La sangre de los toreros

 La sangre de los toreros


Una mueca de incomprensión aparece en el gesto cuando te preguntan porqué se queda un torero en el ruedo tras caer herido. Un gesto que causa admiración y respeto. El toreo es un arte a veces incomprensible y otras inexplicable; ahí también radica la grandeza de su misterio, porque sus protagonistas son únicos como único es el arte efímero e irrepetible que le envuelve. Son los últimos héroes que nos quedan en un mundo de valores, de valor —de valor sin cuentos—, de respeto y grandeza. Y de verdad. La sangre que se derrama en el ruedo es real. No solo la del toro que le da los argumentos cargados de demagogia a los antitaurinos para vomitar sapos y culebras por esa boca que se le llena para lanzar una falsa defensa del más hipócrita animalismo. También derrama la sangre el torero, que es la que los mismos ‘anti’ emplean para regocijarse y celebrar sin escrúpulos ni miramientos en las redes sociales amparados en el anonimato para ocultar sus vergüenzas.
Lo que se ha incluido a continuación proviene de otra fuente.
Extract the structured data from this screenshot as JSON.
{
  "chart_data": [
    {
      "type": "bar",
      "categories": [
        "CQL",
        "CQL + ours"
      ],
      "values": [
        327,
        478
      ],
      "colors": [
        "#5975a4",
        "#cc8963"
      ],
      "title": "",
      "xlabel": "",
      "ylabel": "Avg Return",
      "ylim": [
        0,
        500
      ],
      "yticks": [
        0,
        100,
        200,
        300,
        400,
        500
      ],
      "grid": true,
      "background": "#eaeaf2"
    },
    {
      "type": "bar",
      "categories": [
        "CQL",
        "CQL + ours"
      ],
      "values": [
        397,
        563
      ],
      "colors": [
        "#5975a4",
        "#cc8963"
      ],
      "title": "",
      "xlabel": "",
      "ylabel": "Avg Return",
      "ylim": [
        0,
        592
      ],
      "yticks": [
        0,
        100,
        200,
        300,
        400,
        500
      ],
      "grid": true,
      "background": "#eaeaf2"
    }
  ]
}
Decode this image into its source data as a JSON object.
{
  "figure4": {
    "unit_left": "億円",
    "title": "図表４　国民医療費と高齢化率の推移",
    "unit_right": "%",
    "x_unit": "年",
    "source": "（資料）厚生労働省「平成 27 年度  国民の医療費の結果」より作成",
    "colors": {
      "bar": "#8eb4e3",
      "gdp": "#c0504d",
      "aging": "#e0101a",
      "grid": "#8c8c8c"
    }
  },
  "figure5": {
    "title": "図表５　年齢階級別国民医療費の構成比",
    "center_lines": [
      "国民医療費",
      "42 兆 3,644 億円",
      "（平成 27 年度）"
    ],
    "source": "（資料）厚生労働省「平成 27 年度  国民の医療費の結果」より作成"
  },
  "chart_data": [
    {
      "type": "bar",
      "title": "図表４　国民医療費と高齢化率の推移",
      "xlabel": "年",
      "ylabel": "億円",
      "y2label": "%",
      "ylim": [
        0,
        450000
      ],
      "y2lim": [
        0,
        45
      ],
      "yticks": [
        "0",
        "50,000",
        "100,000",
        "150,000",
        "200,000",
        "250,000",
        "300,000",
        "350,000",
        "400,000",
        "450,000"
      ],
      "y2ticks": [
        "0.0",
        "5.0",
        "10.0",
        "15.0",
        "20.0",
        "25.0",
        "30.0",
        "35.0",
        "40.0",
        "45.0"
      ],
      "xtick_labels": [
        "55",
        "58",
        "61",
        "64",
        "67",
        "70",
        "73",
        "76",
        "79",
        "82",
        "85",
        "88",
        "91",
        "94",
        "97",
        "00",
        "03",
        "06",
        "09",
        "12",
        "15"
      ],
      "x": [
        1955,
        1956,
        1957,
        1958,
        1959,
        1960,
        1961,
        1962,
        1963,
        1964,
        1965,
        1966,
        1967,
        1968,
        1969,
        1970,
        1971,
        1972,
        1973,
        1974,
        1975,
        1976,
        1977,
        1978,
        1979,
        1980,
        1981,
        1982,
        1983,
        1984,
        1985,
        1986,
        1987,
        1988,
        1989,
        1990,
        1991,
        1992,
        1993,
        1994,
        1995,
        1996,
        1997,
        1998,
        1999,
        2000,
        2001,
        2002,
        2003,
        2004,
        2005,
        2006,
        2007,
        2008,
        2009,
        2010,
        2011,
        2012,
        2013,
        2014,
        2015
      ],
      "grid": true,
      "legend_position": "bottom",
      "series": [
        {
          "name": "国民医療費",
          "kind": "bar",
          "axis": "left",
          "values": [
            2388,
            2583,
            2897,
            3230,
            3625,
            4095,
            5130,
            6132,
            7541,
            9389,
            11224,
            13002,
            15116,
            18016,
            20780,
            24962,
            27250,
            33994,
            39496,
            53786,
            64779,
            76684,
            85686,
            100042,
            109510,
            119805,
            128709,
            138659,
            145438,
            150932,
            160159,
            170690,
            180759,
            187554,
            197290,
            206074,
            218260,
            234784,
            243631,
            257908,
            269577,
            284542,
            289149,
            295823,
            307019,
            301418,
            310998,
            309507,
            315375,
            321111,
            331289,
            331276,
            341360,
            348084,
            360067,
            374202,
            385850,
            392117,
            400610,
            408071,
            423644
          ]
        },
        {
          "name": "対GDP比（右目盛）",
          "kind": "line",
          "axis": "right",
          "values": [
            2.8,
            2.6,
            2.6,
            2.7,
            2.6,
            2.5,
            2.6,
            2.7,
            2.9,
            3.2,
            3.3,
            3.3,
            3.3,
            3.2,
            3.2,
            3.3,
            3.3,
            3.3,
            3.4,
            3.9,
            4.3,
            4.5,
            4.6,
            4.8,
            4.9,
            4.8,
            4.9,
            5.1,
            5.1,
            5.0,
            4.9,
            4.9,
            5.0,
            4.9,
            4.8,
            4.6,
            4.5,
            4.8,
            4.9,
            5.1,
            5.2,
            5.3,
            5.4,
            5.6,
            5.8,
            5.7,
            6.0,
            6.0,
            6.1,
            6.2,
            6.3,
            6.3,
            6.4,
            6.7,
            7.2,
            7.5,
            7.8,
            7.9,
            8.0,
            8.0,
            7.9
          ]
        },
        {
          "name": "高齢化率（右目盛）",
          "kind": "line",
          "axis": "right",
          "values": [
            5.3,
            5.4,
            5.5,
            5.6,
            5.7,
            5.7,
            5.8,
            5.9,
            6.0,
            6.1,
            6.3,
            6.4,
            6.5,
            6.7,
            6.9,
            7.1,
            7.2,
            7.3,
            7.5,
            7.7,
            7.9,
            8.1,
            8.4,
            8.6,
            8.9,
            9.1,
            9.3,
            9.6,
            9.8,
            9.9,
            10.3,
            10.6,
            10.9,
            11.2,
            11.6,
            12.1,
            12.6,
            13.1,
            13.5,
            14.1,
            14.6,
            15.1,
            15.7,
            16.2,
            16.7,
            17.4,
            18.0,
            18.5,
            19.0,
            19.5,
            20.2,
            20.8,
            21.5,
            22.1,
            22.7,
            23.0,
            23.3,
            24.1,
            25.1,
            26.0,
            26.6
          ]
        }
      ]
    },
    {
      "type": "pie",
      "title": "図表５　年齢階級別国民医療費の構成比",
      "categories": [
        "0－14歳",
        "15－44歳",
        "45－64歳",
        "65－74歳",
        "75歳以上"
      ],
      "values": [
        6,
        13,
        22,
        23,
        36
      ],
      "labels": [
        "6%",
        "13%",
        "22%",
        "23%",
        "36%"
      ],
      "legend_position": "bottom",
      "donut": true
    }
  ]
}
El gesto de Ginés Marín el domingo en Madrid impactó hasta el más neófito de los presentes en Las Ventas. A los aficionados con sentimientos reales, no como los antitaurinos que solo ven y sienten lo que quieren y e interesa. Son gestos inexplicables que solo están al alcance de los toreros. Que son héroes distintos al resto, pero que sufren y sienten como cualquiera de los mortales.

Es difícil de explicar esa reacción cada vez más habitual de los toreros de quedarse en el ruedo tras caer heridos, que no es nueva pero que empezó poner en práctica José Tomás de forma casi heróica. Y no por ello la sangre es menos sangre, ni el dolor es menos dolor. Porque en el ruedo se sufre de verdad, como se sangra y se muere sin miramiento. Pero un hombre vestido de luces se convierte y transforma en un héroe donde se multiplican los valores que por sí misma tiene la tauromaquia y que ya están casi extintos en la sociedad en la que vivimos.

Ginés Marín cayó herido de gravedad el domingo en Las Ventas por un toro de El Parralejo, en el inicio de faena. Y de allí no se movió hasta que le dio muerte. Con el muslo abierto y doblemente atravesado no apareció una sola señal de lástima, ni un ademán de dolor. Nada, absolutamente nada, que hiciera notar que estaba con las carnes abiertas con una cornada de dos trayectorias, de 20 centímetros y otra de 25. Y allí no hubo ni un solo gesto y solo le delataba la sangre que manaba de la parte interna del muslo derecho que tenía del color de los valientes la seda azul de la taleguilla. Se mantuvo en el ruedo inalterable. Siguió toreando como si nada. Continuó desafiando a la muerte por ambos pitones. No cojeó siquiera una vez. Entró a matar con la rectitud de los elegidos. Y, arrastrado el toro y retirado por las mulillas, se lavó las manos y la cara, se enjuagó la boca, recogió la ovación desde el tercio y se marchó al callejón como si nada para irse, por su propio pie, camino de la enfermería bajo una atronadora ovación con la que Madrid se rendía a su entereza. El padre de Ginés, picador de su cuadrilla, se mantuvo inalterable desde el callejón viendo y admirando la gesta de su hijo casi sin pestañear. Con la misma sangre fría. Solo se atrevió a acercarse a él cuando pasó por la puerta de la enfermería y los dos unieron sus mejillas sin aspavientos y con la misma entereza. ¿Por qué hacen eso los toreros? Por seguir siendo únicos. No hace falta explicación. No la tiene ni hace falta buscarla. Son toreros.